I Can't Breathe-book
Matt Taibbi, author and contributing editor at Rolling Stone, is not a person of color, but “I Can’t Breathe: A Killing on Bay Street” (Spiegel & Grau: $28, hardcover) has won widespread praise from those who are.

“I Can’t Breathe” is journalist Matt Taibbi’s “gut-wrenching account of the death and life of Eric Garner,” Georgetown Law professor Paul Butler, author of “Chokehold (Policing Black Men): A Renegade Prosecutor’s Radical Thoughts on How to Disrupt the System,” wrote in October for the Washington Post.

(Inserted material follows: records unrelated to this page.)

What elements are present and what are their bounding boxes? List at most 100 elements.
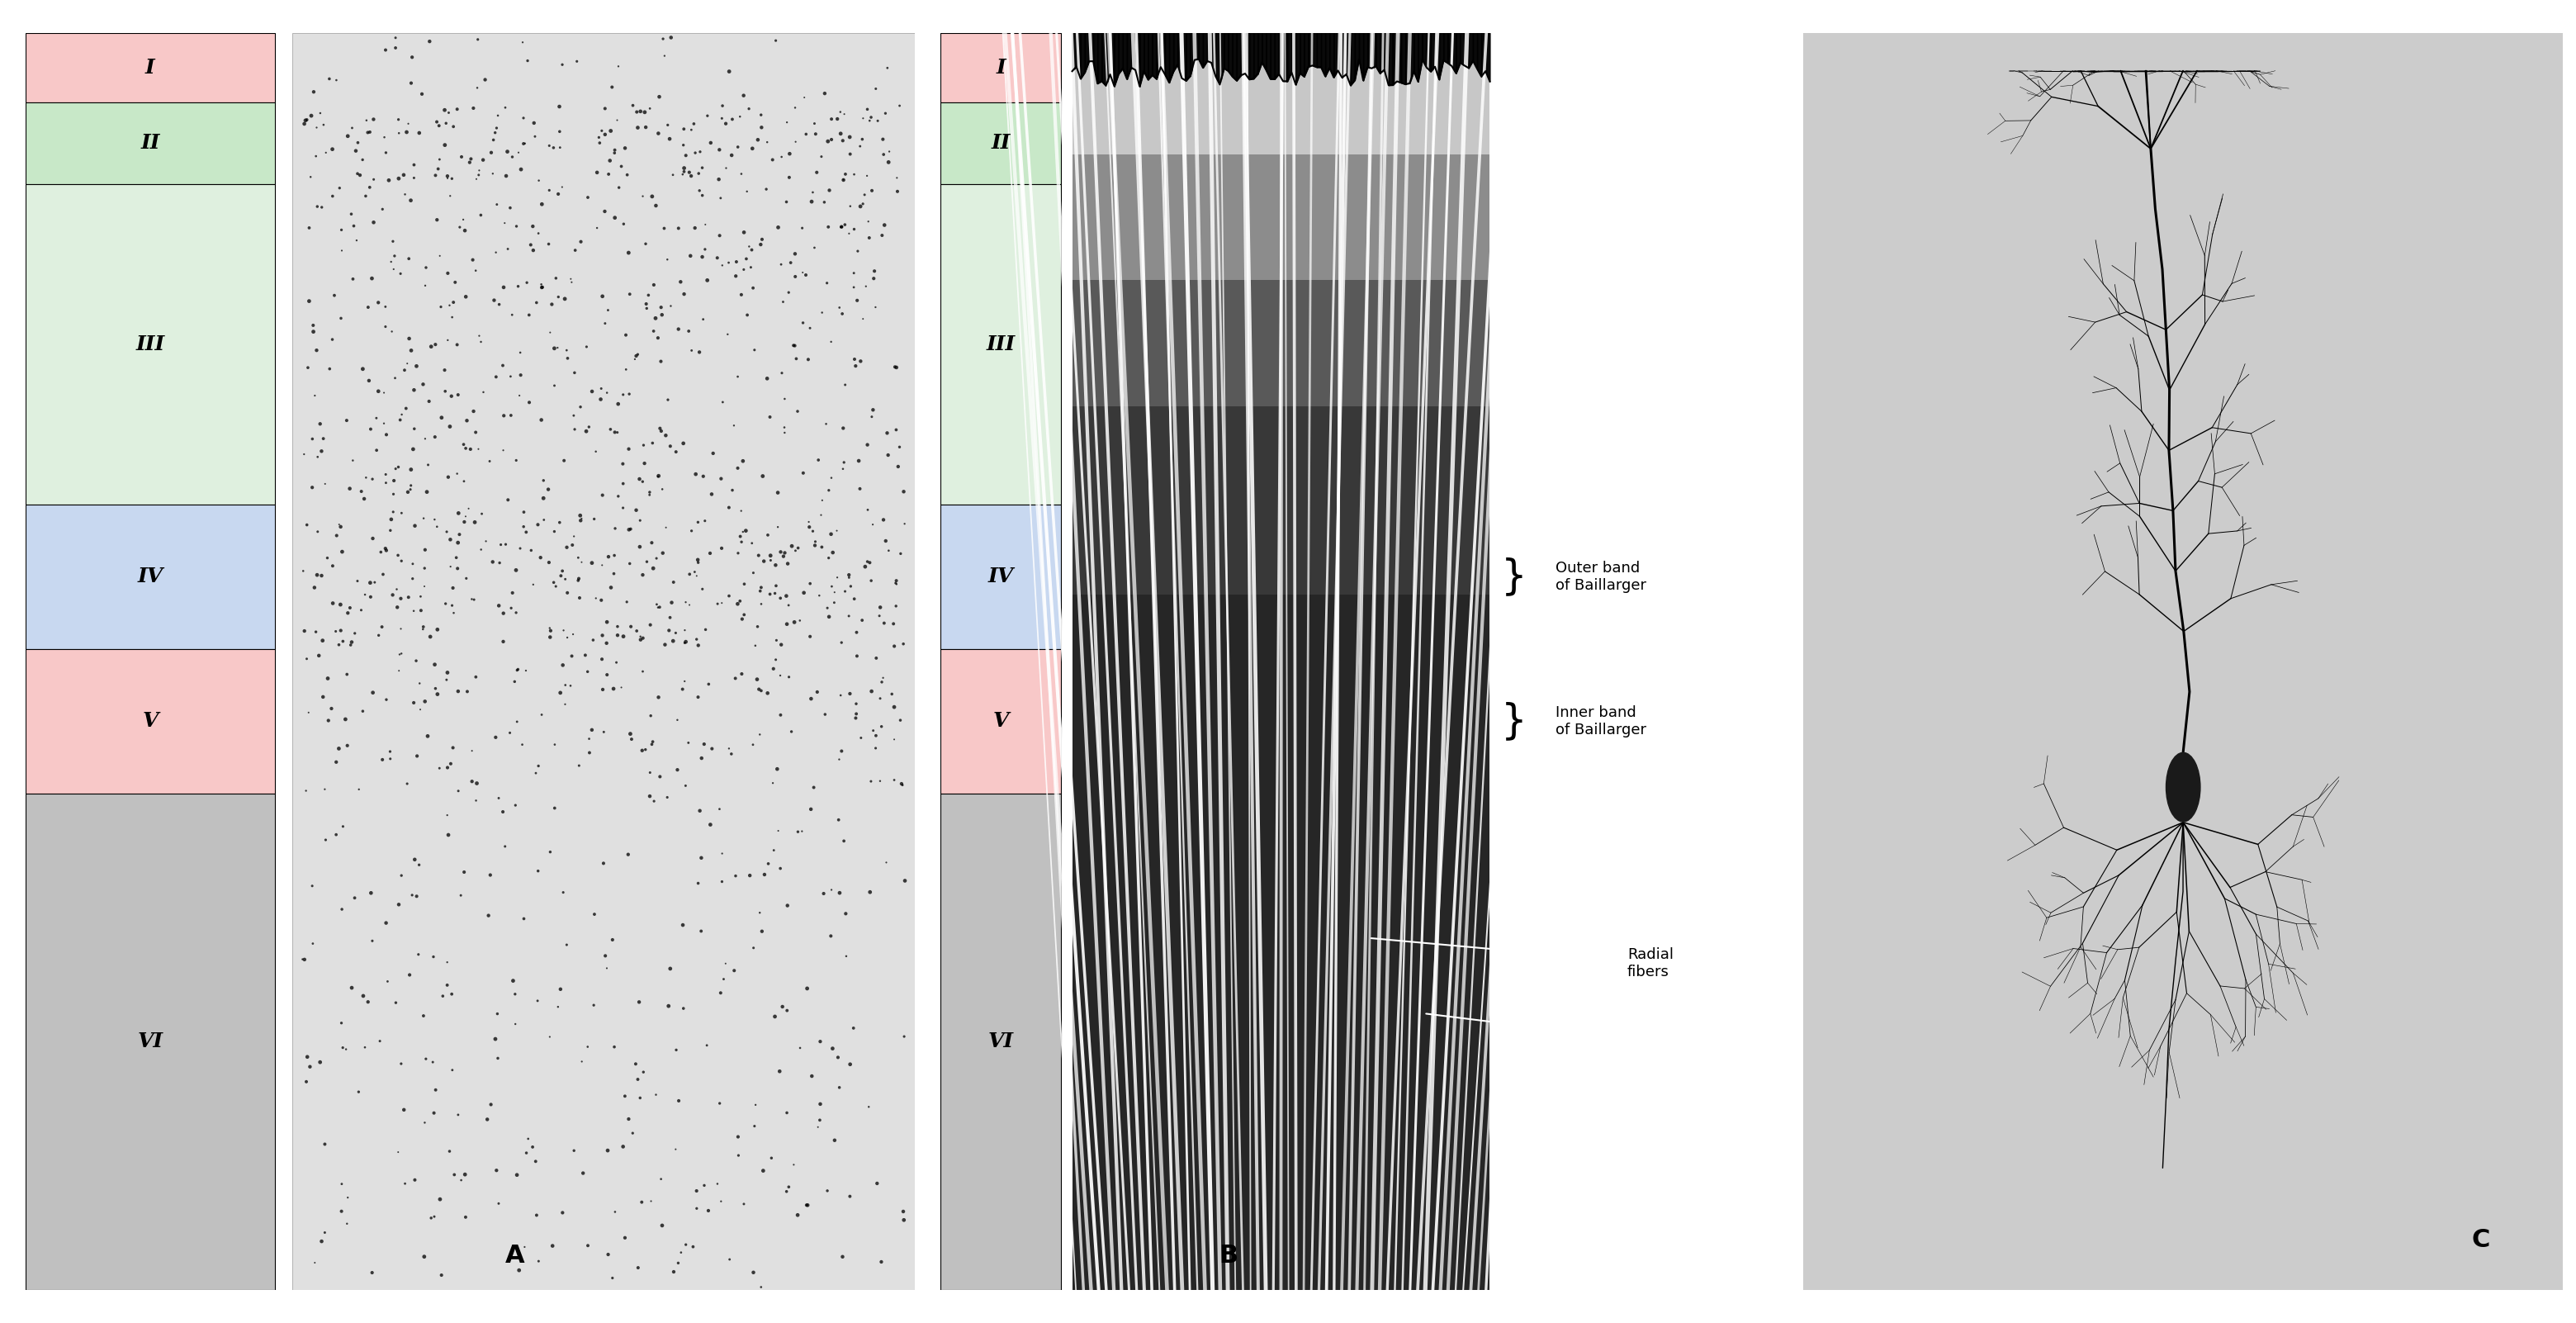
- Bar: [1072, 1043, 1489, 1046]
- Point: [474, 122, 515, 143]
- Text: II: II: [142, 134, 160, 153]
- Point: [719, 1144, 760, 1166]
- Point: [430, 1140, 471, 1162]
- Point: [366, 142, 407, 163]
- Bar: [1072, 159, 1489, 163]
- Point: [848, 1097, 889, 1118]
- Bar: [1072, 251, 1489, 255]
- Point: [335, 230, 376, 251]
- Bar: [1072, 1278, 1489, 1282]
- Point: [502, 134, 544, 155]
- Bar: [1072, 515, 1489, 519]
- Point: [824, 164, 866, 185]
- Bar: [1072, 565, 1489, 569]
- Point: [608, 844, 649, 865]
- Point: [644, 45, 685, 66]
- Point: [505, 1142, 546, 1163]
- Point: [559, 568, 600, 589]
- Point: [829, 568, 871, 589]
- Point: [696, 247, 737, 269]
- Bar: [1072, 603, 1489, 607]
- Point: [446, 1164, 487, 1185]
- Point: [657, 1253, 698, 1274]
- Bar: [1072, 909, 1489, 913]
- Bar: [940, 33, 1061, 102]
- Point: [559, 755, 600, 777]
- Point: [641, 304, 683, 325]
- Point: [739, 902, 781, 923]
- Bar: [1072, 1248, 1489, 1252]
- Bar: [1072, 456, 1489, 460]
- Bar: [1072, 615, 1489, 619]
- Point: [314, 824, 355, 845]
- Bar: [1072, 460, 1489, 464]
- Bar: [1072, 733, 1489, 737]
- Point: [842, 107, 884, 128]
- Point: [289, 357, 330, 378]
- Point: [760, 634, 801, 655]
- Point: [304, 1134, 345, 1155]
- Point: [430, 385, 471, 406]
- Bar: [1072, 934, 1489, 938]
- Point: [829, 196, 871, 217]
- Point: [598, 56, 639, 77]
- Point: [626, 740, 667, 761]
- Bar: [1072, 87, 1489, 91]
- Point: [404, 540, 446, 561]
- Point: [726, 249, 768, 270]
- Bar: [1072, 1072, 1489, 1077]
- Point: [379, 644, 420, 665]
- Bar: [1072, 1160, 1489, 1164]
- Point: [428, 757, 469, 778]
- Point: [425, 112, 466, 134]
- Point: [507, 1129, 549, 1150]
- Point: [775, 266, 817, 287]
- Point: [541, 565, 582, 586]
- Bar: [1072, 427, 1489, 431]
- Bar: [1072, 314, 1489, 318]
- Point: [425, 381, 466, 402]
- Point: [469, 451, 510, 472]
- Point: [492, 304, 533, 325]
- Point: [374, 245, 415, 266]
- Point: [330, 597, 371, 618]
- Point: [703, 968, 744, 990]
- Point: [554, 405, 595, 426]
- Point: [438, 681, 479, 703]
- Point: [533, 374, 574, 396]
- Point: [868, 445, 909, 466]
- Bar: [1072, 808, 1489, 812]
- Point: [608, 283, 649, 304]
- Point: [482, 802, 523, 823]
- Point: [868, 142, 909, 163]
- Point: [332, 216, 374, 237]
- Point: [873, 770, 914, 791]
- Point: [500, 159, 541, 180]
- Point: [690, 132, 732, 153]
- Point: [801, 537, 842, 558]
- Point: [716, 593, 757, 614]
- Bar: [1072, 905, 1489, 909]
- Point: [747, 524, 788, 545]
- Point: [425, 521, 466, 542]
- Bar: [1072, 306, 1489, 310]
- Bar: [1072, 725, 1489, 729]
- Point: [420, 1188, 461, 1209]
- Point: [683, 246, 724, 267]
- Point: [531, 321, 572, 343]
- Point: [520, 409, 562, 430]
- Point: [817, 1046, 858, 1068]
- Point: [819, 749, 860, 770]
- Point: [544, 288, 585, 310]
- Point: [623, 1061, 665, 1082]
- Point: [541, 54, 582, 75]
- Point: [675, 628, 716, 650]
- Point: [404, 691, 446, 712]
- Point: [732, 278, 773, 299]
- Point: [837, 290, 878, 311]
- Bar: [1072, 397, 1489, 402]
- Bar: [1072, 1286, 1489, 1290]
- Point: [863, 128, 904, 149]
- Point: [765, 614, 806, 635]
- Point: [652, 164, 693, 185]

“As the whole world knows, Garner died in 2014 after being placed in an illegal chokehold by a New York City cop who was trying to arrest him for supposedly selling a ‘loosie’ tobacco cigarette on a Staten Island street. The book is a deep dive into every aspect of the case, including its legal impact, which is minimal, and its cultural and political impact, which has been profound.

“But the most revealing stories Taibbi tells — the ones that made me put the book down because it got too heartbreaking — are about other African Americans, mostly male and poor, who were stopped and frisked, strip-searched, sexually assaulted, set up, beaten, or killed for the tragic reason that racist cops didn’t like them, or the even more tragic reason that these kinds of humiliations are ordained by U.S. law and policy.

“. . . The narrative unfolds like an episode of ‘The Wire,’ but without the comic relief — or that show’s grudging empathy for the cops. . . .”

The Post named “I Can’t Breathe” one of the 10 best books of the year.